Surveillance reform isn't just about privacy. The free flow of information is as much an economic issue as a social one.
Angela Merkel's call yesterday for a European network "so that one shouldn't have to send emails and other information across the Atlantic" is hardly surprising given the revelations of how German and other European citizens have had their data indiscriminately collected as they use web services based overseas. She may well get her way if surveillance reforms are not forthcoming, and that should concern us all.
The proposal goes to the heart of what sort of internet we all want - and a fragmented web of different blocs is not necessarily the solution to recent revelations.
In recent years, far from media coverage and public debate in Britain, meetings have been taking place about how to govern the web. Until now the 'multi-stakeholder' approach, a mix of Governments, civil society, academics, companies and others, work together to address pressing issues, with no one group having the ability to override the others.
China, Russia and Iran have been at the fore of an alternative model, one where individual Governments are free to exert far more control over what their citizens can see and do online.
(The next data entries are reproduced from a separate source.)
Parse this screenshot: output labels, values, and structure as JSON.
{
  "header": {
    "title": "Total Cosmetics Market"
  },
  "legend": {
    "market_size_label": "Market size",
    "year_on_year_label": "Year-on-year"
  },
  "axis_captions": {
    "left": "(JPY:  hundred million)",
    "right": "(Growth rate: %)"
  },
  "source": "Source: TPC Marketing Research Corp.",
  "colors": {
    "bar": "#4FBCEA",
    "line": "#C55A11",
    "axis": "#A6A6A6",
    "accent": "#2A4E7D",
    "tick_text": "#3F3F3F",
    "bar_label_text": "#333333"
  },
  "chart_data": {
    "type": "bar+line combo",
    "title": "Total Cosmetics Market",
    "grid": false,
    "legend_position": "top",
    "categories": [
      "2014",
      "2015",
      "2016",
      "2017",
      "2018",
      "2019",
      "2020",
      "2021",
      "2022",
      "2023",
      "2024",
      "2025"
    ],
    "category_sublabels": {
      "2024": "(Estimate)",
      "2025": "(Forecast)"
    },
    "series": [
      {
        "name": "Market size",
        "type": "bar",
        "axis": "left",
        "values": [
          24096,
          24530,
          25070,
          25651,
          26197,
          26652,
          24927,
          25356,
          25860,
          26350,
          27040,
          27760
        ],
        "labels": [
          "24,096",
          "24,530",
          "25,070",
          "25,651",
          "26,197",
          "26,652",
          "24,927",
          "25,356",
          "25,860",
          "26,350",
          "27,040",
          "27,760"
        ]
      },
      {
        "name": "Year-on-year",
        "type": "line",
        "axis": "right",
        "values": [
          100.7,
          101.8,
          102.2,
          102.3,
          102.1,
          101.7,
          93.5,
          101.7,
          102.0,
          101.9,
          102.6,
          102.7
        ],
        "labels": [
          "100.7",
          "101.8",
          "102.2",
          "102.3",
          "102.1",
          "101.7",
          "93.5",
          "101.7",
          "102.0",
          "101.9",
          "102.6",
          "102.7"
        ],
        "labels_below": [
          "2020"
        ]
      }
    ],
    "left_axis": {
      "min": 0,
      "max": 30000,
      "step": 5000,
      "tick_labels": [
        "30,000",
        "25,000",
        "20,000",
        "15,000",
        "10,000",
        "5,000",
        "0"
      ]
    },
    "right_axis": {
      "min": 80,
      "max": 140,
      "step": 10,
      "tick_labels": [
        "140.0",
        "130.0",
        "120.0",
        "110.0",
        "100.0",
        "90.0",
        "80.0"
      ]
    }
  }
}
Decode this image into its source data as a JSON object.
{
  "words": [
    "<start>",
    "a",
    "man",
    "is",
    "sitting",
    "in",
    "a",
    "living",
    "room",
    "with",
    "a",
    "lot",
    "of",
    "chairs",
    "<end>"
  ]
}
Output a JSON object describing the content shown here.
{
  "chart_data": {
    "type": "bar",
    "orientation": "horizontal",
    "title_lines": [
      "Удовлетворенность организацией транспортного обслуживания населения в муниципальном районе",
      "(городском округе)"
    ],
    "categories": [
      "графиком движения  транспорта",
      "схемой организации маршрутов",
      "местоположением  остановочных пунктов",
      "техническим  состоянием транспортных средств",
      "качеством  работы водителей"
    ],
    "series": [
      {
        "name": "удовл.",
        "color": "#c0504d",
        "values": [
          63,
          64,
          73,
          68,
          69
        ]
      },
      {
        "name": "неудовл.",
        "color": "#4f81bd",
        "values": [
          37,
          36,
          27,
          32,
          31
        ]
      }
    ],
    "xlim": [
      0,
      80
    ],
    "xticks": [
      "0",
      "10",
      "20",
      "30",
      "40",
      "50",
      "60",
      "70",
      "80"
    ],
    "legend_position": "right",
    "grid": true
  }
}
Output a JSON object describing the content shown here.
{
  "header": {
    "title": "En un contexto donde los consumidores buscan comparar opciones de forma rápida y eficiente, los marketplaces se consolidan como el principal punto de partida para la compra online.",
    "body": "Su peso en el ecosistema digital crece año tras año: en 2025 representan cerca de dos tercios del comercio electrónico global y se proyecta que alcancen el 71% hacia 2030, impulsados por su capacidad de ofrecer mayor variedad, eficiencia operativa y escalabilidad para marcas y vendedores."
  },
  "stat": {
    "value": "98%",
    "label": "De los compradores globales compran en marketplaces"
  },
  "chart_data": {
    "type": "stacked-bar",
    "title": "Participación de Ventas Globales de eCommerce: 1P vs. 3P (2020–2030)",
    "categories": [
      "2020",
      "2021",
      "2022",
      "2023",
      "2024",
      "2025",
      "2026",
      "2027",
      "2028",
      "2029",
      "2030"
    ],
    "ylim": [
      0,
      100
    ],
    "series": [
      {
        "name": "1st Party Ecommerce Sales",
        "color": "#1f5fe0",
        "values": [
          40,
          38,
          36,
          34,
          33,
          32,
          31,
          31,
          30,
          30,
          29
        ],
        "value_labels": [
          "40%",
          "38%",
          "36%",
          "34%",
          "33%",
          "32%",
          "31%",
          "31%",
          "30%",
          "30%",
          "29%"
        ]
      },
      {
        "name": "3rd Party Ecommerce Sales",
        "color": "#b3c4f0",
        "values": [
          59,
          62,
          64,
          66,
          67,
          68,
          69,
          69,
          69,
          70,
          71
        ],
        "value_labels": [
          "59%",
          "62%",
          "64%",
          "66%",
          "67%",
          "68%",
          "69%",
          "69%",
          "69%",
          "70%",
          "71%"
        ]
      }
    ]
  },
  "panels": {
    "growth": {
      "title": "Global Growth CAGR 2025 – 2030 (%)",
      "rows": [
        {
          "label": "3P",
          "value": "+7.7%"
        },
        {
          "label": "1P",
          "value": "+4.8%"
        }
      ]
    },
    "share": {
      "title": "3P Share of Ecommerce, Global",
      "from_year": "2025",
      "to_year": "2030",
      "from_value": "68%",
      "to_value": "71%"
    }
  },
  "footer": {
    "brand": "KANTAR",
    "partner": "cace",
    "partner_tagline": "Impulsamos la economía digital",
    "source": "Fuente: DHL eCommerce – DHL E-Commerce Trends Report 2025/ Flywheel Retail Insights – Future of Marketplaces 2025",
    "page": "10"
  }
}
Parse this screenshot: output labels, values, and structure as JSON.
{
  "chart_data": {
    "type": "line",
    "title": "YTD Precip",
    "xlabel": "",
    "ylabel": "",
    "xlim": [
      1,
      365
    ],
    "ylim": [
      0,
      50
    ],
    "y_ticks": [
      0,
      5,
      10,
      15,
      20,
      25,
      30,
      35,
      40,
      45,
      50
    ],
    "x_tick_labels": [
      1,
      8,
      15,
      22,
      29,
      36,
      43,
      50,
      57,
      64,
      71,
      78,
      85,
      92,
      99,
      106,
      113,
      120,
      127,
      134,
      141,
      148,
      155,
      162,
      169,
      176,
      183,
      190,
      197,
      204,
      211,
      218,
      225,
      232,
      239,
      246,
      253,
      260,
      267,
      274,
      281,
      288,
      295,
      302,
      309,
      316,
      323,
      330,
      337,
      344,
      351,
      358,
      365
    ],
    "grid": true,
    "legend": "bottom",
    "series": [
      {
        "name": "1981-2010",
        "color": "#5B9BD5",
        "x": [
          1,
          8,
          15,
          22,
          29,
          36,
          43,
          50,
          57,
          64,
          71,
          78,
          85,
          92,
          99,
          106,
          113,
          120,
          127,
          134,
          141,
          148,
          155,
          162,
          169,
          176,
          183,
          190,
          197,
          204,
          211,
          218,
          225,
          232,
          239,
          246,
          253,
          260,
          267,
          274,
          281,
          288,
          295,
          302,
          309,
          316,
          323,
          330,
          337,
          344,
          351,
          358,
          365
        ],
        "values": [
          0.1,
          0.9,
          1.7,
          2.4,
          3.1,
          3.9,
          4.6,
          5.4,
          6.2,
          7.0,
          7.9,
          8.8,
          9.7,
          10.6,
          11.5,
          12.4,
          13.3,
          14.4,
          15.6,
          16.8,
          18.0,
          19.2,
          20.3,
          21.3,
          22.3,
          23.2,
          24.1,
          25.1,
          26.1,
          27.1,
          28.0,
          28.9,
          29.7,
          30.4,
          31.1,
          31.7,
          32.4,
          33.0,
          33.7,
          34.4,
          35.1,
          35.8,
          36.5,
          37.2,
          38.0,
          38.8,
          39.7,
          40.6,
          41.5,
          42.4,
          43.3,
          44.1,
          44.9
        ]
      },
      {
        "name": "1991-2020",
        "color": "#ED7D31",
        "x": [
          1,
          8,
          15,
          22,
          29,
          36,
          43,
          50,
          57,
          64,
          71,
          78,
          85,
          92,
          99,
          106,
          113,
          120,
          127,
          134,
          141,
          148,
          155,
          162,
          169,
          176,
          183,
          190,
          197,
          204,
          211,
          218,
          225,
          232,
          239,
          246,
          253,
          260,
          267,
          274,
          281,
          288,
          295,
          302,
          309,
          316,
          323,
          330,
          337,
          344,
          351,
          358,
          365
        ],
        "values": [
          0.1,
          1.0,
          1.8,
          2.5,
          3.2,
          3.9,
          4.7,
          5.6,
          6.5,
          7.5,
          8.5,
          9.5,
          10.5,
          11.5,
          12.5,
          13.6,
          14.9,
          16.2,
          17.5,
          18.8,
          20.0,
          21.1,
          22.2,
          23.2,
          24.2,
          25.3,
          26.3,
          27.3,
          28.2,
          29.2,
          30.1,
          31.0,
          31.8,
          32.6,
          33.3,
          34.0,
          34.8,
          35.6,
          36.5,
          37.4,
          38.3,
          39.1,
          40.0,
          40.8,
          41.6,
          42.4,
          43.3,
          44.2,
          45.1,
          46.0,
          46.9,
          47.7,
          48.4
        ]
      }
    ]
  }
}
This 'Balkanised' web would see the cross-border flow of information stifled for a host of reasons, crippling businesses and ushering in a new tide of state censorship.
Other countries have tilted in their direction, recently spurred on by revelations of their own infrastructure being targeted, but the 'Freedom Online' coalition, led by the US and Britain, has fought to preserve the current model. It was, and remains, a noble cause.
However, one of the most damaging aspects of the Snowden revelations is how willing the Freedom Online countries are now seen as espousing policy of do as we say, not as we do. Imagine if Brazilian intelligence had hacked into Exxon or BP, or it had been the Russian government attacking the data flow between Google's data centres. I expect the reaction in Parliament may have been slightly different to the muted assurances of oversight we have seen in recent months.
Lawmakers in the US have made clear to that reform is not optional, with a somewhat surprising coalition of the Tea party Republicans, libertarians, Obama loyalists and privacy advocates coming together to reign in the NSA's activities.
The outrage in the US may only now be pushing the President's hand but the first to recognise the damage were the technology companies. Facebook CEO Mark Zuckerberg's typically candid assessment that the US government "really blew it" and that "some of the government's statements have been profoundly unhelpful" set the tone at an early stage. Google later added "we are outraged at the lengths to which the government seems to have gone to intercept data from our private fiber networks" Hardly surprising from a business that has a customer base made up of 80% non-Americans, but the point is clear - international businesses don't win trust abroad if their Governments only afford protections to a minority of their domestically based customers.
Restoring this trust is a clear objective for the White House, not least because the concern about surveillance has already caused $35bn of damage to the US economy according to Bloomberg. It should be a pressing concern in Britain too, as businesses in Germany have already begun marketing their products on the country's strong privacy regime.
Equally, the US needs to act before the next round of internet governance talks begin later this year - in Brazil. The country offered to host the meeting when it became known the NSA had conducted several surveillance operations there, including monitoring Government communications, targeting the state oil company and intercepting data from President Dilma Rousseff's communications. The direction of travel is away from the free flow of data that has driven the internet forward and that should worry us all.
President Obama's NSA Review panel, which included a former Acting Director of the CIA and the man who was serving as George Bush's counter-terrorism advisor on 9/11, systematically and comprehensively assessed the US's current surveillance regime. They concluded that the economic damage could be 'severe' if US companies and infrastructure cannot be trusted because of government surveillance activity. They also reinforce the concern that intelligence agencies may be undermining cyber security for their own ends, exposing citizens and businesses alike to risks.
Restoring trust to the US and UK is both an economic and foreign policy imperative, and it cannot be done by sticking to the line 'we do not comment on intelligence matters.'
The US is now publishing detailed legal guidance on the scope of surveillance powers, detailing how and when they can be used and providing greater transparency. Hearings have been held on specific powers and briefings provided about internal oversight mechanisms, along with the results of internal audits on abuse of the systems. While the NSA has done this, with more to come, GCHQ has stayed silent. We have no idea what laws are being used to authorise programs now public and that bear little resemblance to the debates in Parliament when legislation was passed. Last week GCHQ's lawyers refused to confirm or deny the pronunciation of 'Tempora', one of the now public programmes.
Whatever your views on the scale of surveillance, the central issue is that from both an economic and foreign policy perspective, there is an incredibly delicate balance to be struck. Efforts to shut down debate in the UK mean these concerns go ignored, risking growth and our international authority. Particularly, why are back doors being hacked when there are legal front doors to get data from the likes of Google. Such behaviour is not becoming of nations that seek to set an example on internet policy.
The internet is by definition global and whether the UK government comments on intelligence matters or not, the impact will be real. The only way to address them is to allow some long overdue sunlight to shine on the intelligence agencies, bring forward meaningful reforms to ensure the law and oversight are fit for purpose in an internet age and once again set an example to the world about how surveillance, the internet and democratic values can be reconciled to the benefit of people at home and abroad.